Beginning in the mid-1970s, an influx of Vietnamese boat people disturbed Hong Kong’s law and order and economy for 25 years. The refugee camps and boat people camps witnessed internal strife between northern and southern Vietnamese refugees. Plenty of weapons were found in the camps by the Hong Kong Police Force from time to time.

The Vietnam War, which broke out in 1961, ended in 1975 with the retreat of the US forces with heavy casualties and the surrender of the South Vietnamese Government to the North Vietnamese and Viet Cong guerrillas. Fear of the new regime caused many South Vietnamese to flee. North Vietnamese also flocked to Hong Kong in the belief that the refugees would have the opportunity to emigrate to Western countries if they arrived in Hong Kong.
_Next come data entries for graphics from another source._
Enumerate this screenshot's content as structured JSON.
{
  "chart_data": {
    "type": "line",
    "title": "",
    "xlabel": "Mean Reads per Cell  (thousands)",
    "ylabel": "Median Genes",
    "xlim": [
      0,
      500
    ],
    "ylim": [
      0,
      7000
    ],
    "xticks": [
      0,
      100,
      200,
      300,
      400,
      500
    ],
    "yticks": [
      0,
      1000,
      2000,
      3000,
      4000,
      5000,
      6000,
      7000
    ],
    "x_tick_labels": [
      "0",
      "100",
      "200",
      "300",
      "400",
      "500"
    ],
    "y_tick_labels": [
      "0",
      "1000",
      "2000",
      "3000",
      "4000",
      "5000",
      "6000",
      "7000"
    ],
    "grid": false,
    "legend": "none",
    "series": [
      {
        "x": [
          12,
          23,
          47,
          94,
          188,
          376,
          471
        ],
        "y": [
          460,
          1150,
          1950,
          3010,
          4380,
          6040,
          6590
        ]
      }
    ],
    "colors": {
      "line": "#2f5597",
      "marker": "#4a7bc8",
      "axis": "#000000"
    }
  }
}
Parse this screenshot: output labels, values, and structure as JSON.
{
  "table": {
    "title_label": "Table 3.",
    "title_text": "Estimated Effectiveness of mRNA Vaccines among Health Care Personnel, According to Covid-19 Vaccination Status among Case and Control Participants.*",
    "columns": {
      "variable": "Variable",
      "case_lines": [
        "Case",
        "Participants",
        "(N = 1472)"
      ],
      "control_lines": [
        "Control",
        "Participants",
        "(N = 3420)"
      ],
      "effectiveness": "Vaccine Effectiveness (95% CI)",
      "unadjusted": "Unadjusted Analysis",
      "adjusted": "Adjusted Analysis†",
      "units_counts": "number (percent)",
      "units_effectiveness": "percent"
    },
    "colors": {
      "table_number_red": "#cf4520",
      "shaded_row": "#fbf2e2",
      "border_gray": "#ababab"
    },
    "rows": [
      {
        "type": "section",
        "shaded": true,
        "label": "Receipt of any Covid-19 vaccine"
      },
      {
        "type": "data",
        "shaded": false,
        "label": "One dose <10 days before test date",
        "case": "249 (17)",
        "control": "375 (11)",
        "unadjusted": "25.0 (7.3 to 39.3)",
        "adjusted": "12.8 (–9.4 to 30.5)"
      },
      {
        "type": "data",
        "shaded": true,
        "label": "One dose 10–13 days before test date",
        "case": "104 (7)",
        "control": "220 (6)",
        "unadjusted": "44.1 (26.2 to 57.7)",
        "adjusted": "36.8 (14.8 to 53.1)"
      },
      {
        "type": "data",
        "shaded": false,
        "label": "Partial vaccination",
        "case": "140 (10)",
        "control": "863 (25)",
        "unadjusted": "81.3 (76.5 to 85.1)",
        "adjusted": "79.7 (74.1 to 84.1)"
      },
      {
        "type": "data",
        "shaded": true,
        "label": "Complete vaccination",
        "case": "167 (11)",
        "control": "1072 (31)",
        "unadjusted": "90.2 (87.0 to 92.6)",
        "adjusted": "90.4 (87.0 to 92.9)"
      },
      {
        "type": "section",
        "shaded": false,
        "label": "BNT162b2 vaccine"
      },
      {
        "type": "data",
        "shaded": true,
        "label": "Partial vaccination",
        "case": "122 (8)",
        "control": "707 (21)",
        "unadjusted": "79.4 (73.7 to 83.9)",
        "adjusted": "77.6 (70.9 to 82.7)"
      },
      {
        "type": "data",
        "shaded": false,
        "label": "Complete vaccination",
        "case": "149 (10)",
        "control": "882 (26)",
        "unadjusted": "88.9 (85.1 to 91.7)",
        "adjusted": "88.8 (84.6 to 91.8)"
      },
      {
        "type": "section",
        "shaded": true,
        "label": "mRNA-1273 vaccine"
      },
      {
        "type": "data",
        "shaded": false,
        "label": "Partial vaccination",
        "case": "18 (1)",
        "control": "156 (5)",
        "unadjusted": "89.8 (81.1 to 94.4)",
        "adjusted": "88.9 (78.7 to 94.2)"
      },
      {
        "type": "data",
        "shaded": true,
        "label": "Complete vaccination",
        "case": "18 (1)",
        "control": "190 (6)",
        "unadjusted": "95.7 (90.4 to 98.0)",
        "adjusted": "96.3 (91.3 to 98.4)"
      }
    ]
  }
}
In 1979, the British Government signed an international convention, making Hong Kong a “Port of First Asylum”. Following the arrival of the first batch of Vietnamese refugees in 1975, Hong Kong was ordered to accept over 200,000 Vietnamese. From 1988, the Hong Kong Government implemented a screening policy, classifying Vietnamese entering Hong Kong into “political refugees” and “boat people”. Boat people, who entered Hong Kong for economic reasons, were considered illegal immigrants and were not sent to a third country but repatriated to Vietnam. At the time, this policy was broadcast in the Vietnamese language through Radio Television Hong Kong. It became widely known to Hong Kong people as the “bắt đầu từ nay’—the phrase contains the first four syllables of the Vietnamese language broadcast meaning “from now on”.

For various reasons, the atmosphere in the refugee camps was tense and unsettling at the time. Occasional clashes between boat people from the north and south broke out, with many of the boat people possessing homemade weapons for self-defence or attack. The Force often discovered large quantities of weapons in refugee camps. There were major disturbances at the Shek Kong Detention Centre and the Whitehead Detention Centre in February 1992 and April 1994 respectively.

Hong Kong closed its last refugee camp in 2000. More than 143,000 of the Vietnamese refugees who fled to Hong Kong were accepted by overseas countries. Over 70,000 were repatriated to Vietnam. By 2000, Hong Kong had taken in over 200,000 Vietnamese refugees and boat people, at a huge cost. The United Nations Refugee Agency owed Hong Kong over HK$1.1 billion in refugee-related debt. In the 30 years to the end of 2005, more than 1,000 refugees or boat people were allowed to stay in Hong Kong.